CCU’s Athenaeum Press presents “Local Stories Matter” exhibit at Myrtle Beach Art Museum
CCU’s Athenaeum Press is dedicated to telling often-overlooked stories of the Horry and Georgetown County regions in a hybrid fashion: with innovative projects that include both tangible and digital elements. Topics through the years have included the Waccamaw River, Gullah Geechee spirituals, pirates in the Carolinas, and chicken bog. Projects typically span two to three semesters and involve groups of eight to 15 undergraduate and graduate students, one or two affiliated faculty members, and a small team of community experts. During the past 10 years, the Athenaeum Press has connected more than 300 students with community and academic experts to create 15 major multimedia projects, which range from books to websites to museum exhibits to music CDs to digitally screen-printed posters.

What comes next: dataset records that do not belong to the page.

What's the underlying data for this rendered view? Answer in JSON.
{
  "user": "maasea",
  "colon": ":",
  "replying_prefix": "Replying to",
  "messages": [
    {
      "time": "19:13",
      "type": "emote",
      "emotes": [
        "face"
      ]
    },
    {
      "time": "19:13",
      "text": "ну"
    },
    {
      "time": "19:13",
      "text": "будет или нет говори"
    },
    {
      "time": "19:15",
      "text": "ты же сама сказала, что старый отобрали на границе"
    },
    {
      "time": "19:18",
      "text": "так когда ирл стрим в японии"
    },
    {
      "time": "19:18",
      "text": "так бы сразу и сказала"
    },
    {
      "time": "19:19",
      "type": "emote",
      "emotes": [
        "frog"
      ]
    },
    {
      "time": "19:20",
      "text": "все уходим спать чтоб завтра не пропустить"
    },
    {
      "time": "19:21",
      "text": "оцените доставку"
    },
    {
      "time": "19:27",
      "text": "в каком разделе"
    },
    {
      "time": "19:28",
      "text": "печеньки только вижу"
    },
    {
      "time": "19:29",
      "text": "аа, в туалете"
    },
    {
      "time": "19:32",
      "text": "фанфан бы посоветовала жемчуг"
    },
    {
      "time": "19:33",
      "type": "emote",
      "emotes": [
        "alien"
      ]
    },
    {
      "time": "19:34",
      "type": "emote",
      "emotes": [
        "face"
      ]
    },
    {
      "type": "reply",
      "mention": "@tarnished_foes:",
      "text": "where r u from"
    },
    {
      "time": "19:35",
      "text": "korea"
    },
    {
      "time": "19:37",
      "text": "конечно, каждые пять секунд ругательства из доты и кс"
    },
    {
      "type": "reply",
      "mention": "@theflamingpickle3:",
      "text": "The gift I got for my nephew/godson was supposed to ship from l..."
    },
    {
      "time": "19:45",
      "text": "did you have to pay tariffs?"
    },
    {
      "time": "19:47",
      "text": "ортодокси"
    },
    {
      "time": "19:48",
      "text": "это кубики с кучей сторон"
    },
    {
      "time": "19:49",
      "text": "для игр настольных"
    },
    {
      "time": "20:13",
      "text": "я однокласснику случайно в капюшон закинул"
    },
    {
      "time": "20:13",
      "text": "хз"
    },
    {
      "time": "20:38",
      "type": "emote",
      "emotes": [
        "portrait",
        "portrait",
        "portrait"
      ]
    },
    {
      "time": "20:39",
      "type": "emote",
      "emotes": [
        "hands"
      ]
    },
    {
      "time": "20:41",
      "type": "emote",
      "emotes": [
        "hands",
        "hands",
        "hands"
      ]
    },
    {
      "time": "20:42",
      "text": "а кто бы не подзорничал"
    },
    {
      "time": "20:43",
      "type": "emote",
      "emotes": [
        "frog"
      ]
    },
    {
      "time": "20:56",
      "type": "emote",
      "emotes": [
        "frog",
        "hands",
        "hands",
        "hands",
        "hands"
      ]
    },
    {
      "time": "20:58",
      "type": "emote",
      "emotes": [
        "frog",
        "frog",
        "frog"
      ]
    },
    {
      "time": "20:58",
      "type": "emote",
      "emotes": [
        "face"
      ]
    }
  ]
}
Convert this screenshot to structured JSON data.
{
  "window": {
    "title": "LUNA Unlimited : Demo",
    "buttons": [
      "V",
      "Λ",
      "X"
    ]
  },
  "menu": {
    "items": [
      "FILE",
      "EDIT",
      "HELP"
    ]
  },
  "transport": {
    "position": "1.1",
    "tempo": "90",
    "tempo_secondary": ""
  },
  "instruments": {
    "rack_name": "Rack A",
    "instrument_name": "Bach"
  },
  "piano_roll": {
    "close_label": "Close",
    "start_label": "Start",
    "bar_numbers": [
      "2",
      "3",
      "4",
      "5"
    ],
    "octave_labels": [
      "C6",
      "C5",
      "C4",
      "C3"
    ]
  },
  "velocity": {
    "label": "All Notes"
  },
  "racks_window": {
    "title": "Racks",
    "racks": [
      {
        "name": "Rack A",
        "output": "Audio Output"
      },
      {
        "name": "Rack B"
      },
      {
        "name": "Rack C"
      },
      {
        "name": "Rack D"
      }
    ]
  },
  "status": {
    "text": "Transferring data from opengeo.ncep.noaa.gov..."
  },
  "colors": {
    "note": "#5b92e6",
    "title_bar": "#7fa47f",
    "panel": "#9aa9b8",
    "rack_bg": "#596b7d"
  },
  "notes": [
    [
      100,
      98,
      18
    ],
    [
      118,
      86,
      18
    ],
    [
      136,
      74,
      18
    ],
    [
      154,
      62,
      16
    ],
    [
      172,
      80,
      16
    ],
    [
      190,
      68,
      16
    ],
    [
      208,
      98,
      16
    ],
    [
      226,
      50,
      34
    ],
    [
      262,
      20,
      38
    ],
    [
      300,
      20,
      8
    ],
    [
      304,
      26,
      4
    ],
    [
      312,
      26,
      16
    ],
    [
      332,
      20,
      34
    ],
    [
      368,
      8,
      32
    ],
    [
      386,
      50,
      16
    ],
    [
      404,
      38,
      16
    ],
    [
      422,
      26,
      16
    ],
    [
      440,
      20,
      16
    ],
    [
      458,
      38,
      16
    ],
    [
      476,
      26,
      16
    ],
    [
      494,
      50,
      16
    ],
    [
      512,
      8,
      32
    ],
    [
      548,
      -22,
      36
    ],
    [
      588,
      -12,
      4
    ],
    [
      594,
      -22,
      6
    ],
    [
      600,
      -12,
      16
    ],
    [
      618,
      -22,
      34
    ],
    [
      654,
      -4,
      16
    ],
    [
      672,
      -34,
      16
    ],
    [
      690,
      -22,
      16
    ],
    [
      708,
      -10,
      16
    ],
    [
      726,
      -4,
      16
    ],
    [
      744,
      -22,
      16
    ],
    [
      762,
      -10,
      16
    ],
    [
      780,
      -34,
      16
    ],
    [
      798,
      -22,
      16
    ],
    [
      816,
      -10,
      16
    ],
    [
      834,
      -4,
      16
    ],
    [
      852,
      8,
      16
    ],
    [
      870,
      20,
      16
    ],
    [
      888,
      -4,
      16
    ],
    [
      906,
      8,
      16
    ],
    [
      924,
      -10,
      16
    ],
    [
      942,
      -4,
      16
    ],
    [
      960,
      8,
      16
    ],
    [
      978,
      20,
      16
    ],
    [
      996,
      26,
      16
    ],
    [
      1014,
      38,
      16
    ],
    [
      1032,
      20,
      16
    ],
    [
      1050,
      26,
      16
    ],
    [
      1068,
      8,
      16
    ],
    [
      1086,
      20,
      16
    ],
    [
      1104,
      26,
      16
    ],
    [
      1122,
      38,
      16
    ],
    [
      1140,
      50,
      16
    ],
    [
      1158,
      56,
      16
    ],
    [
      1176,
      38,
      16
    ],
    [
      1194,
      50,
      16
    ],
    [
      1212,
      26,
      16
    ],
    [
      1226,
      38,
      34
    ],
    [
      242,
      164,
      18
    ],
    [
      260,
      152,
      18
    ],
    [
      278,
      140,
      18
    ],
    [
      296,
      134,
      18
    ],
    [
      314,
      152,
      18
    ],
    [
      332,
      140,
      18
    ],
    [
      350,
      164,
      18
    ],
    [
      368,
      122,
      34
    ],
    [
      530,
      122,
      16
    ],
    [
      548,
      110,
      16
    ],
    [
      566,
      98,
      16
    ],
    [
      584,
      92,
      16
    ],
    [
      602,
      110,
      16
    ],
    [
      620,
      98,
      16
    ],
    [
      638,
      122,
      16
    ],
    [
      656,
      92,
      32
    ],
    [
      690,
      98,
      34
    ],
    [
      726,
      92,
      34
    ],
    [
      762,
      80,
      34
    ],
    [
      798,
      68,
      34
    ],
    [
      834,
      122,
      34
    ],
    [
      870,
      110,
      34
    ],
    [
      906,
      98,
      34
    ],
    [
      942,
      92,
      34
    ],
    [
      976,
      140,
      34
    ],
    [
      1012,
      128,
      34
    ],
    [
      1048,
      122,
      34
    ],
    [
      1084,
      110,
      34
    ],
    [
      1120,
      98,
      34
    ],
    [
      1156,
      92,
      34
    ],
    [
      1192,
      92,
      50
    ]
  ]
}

“Local Stories Matter” not only showcases the projects completed through the years, but it also highlights the processes behind the projects. With features including student testimony, photos of research in action, and artifacts used in the telling of each story, the exhibit is a testament to the learning and community-building that has taken place within the Athenaeum Press over a decade.
Alli Crandell, director, and Scott Mann, creative director of the Athenaeum Press, have been involved with the press nearly since its inception. Designing the exhibit, along with students, affiliated faculty, and community members, has been rewarding all on its own. Crandell said “Local Stories Matter” is both an opportunity for the public to experience the full range of Athenaeum Press work and a chance for press alumni to come together.
“It’s kind of a homecoming for us,” said Crandell. “We’ve brought back a lot of the scholars, faculty, and collaborators, as well as students – all the people who have made the Athenaeum Press so successful over the years.”